JGY has a QG18DE rail, that's weird they don't make one for hte GA...it'd be interesting to see if it worked since the engines are so similar.

Wes.....you should check into it man!


----------



## javierb14 (Jul 9, 2002)

for you DIY's, you could fabricate your own top feed fuel rail....you just need to source material, machinery/machinist/tools, and a few parts and pieces  

http://www.rossmachineracing.com/extrusion.html
http://www.electromotive-inc.com/efi_parts.html
http://www.azspeed-marine.com/furaex.html


----------



## wes (Apr 30, 2002)

chimmike said:


> JGY has a QG18DE rail, that's weird they don't make one for hte GA...it'd be interesting to see if it worked since the engines are so similar.
> 
> Wes.....you should check into it man!


According to JGY they never produced a QG or GA rail. Their site says otherwise but it was the idea that they could potentially make one. With their recent issue I can understand them not wanting to take that on right now.


----------



## Junbug (Oct 21, 2002)

Hey, the extreme kit looks about $500 less than the HS kit. Is this any good? Anyone try it?


----------



## NotAnotherHonda (Aug 7, 2003)

Junbug said:


> Hey, the extreme kit looks about $500 less than the HS kit. Is this any good? Anyone try it?



there has been alot of discussion about the "extreme" kits, but i have yet to see a ga16 with one...that should tell you something


----------



## chimmike (Oct 17, 2002)

wes said:


> According to JGY they never produced a QG or GA rail. Their site says otherwise but it was the idea that they could potentially make one. With their recent issue I can understand them not wanting to take that on right now.
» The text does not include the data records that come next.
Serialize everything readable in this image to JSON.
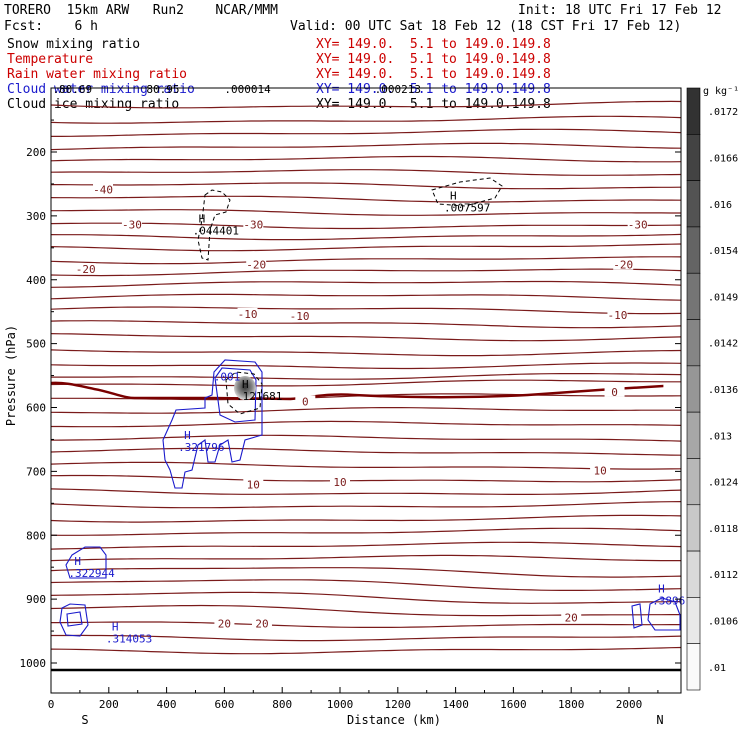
{
  "header": {
    "model": "TORERO  15km ARW   Run2    NCAR/MMM",
    "init": "Init: 18 UTC Fri 17 Feb 12",
    "fcst": "Fcst:    6 h",
    "valid": "Valid: 00 UTC Sat 18 Feb 12 (18 CST Fri 17 Feb 12)",
    "fields": [
      {
        "name": "Snow mixing ratio",
        "color": "#000000",
        "xy": ""
      },
      {
        "name": "Temperature",
        "color": "#cc0000",
        "xy": "XY= 149.0.  5.1 to 149.0.149.8"
      },
      {
        "name": "Rain water mixing ratio",
        "color": "#cc0000",
        "xy": "XY= 149.0.  5.1 to 149.0.149.8"
      },
      {
        "name": "Cloud water mixing ratio",
        "color": "#1a1acc",
        "xy": "XY= 149.0.  5.1 to 149.0.149.8"
      },
      {
        "name": "Cloud ice mixing ratio",
        "color": "#000000",
        "xy": "XY= 149.0.  5.1 to 149.0.149.8"
      }
    ],
    "snow_xy": "XY= 149.0.  5.1 to 149.0.149.8"
  },
  "chart_data": {
    "type": "contour cross-section",
    "xlabel": "Distance (km)",
    "ylabel": "Pressure (hPa)",
    "xlim": [
      0,
      2170
    ],
    "ylim": [
      1050,
      100
    ],
    "x_ticks": [
      0,
      200,
      400,
      600,
      800,
      1000,
      1200,
      1400,
      1600,
      1800,
      2000
    ],
    "y_ticks": [
      200,
      300,
      400,
      500,
      600,
      700,
      800,
      900,
      1000
    ],
    "end_labels": {
      "left": "S",
      "right": "N"
    },
    "colorbar": {
      "unit": "g kg⁻¹",
      "levels": [
        ".0172",
        ".0166",
        ".016",
        ".0154",
        ".0149",
        ".0142",
        ".0136",
        ".013",
        ".0124",
        ".0118",
        ".0112",
        ".0106",
        ".01"
      ]
    },
    "temperature_labels": [
      {
        "text": "-40",
        "x": 180,
        "p": 260
      },
      {
        "text": "-30",
        "x": 280,
        "p": 315
      },
      {
        "text": "-30",
        "x": 700,
        "p": 315
      },
      {
        "text": "-30",
        "x": 2030,
        "p": 315
      },
      {
        "text": "-20",
        "x": 120,
        "p": 385
      },
      {
        "text": "-20",
        "x": 710,
        "p": 378
      },
      {
        "text": "-20",
        "x": 1980,
        "p": 378
      },
      {
        "text": "-10",
        "x": 680,
        "p": 455
      },
      {
        "text": "-10",
        "x": 860,
        "p": 458
      },
      {
        "text": "-10",
        "x": 1960,
        "p": 457
      },
      {
        "text": "0",
        "x": 880,
        "p": 592
      },
      {
        "text": "0",
        "x": 1950,
        "p": 577
      },
      {
        "text": "10",
        "x": 700,
        "p": 722
      },
      {
        "text": "10",
        "x": 1000,
        "p": 718
      },
      {
        "text": "10",
        "x": 1900,
        "p": 700
      },
      {
        "text": "20",
        "x": 600,
        "p": 940
      },
      {
        "text": "20",
        "x": 730,
        "p": 940
      },
      {
        "text": "20",
        "x": 1800,
        "p": 930
      }
    ],
    "maxima": [
      {
        "text": ".044401",
        "x": 490,
        "p": 326,
        "color": "#000000"
      },
      {
        "text": ".007597",
        "x": 1360,
        "p": 290,
        "color": "#000000"
      },
      {
        "text": ".121681",
        "x": 640,
        "p": 585,
        "color": "#000000"
      },
      {
        "text": ".321796",
        "x": 440,
        "p": 665,
        "color": "#1a1acc"
      },
      {
        "text": ".322944",
        "x": 60,
        "p": 862,
        "color": "#1a1acc"
      },
      {
        "text": ".314053",
        "x": 190,
        "p": 965,
        "color": "#1a1acc"
      },
      {
        "text": ".3896",
        "x": 2080,
        "p": 905,
        "color": "#1a1acc"
      }
    ],
    "top_labels": [
      {
        "text": ".80.69",
        "x": 5,
        "p": 108
      },
      {
        "text": "80.95",
        "x": 330,
        "p": 108
      },
      {
        "text": ".000014",
        "x": 600,
        "p": 108
      },
      {
        "text": ".000213",
        "x": 1120,
        "p": 108
      }
    ],
    "cloud_label": {
      "text": ".001",
      "x": 570,
      "p": 558
    }
  }
}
well, I've sold two of these rails to people in turbo kits. I'ma ask one of my customers to make sure he has one


----------



## morepower2 (Apr 19, 2002)

James said:


> 250 because the MAF and injectors are maxing out... It can probably hit 300's but no program developed yet from JWT for larger MAF's and injectors.
> 
> SR only make 500whp? SR's must suck $hit by your logic because I was watching Horsepower TV yesterday and an NA 383 made 649 whp with just cams... why don't you sell your SR and get a REAL car then.


Thats funny.

Mike


----------



## James (Apr 29, 2002)

I am glad I can amuse you then.


----------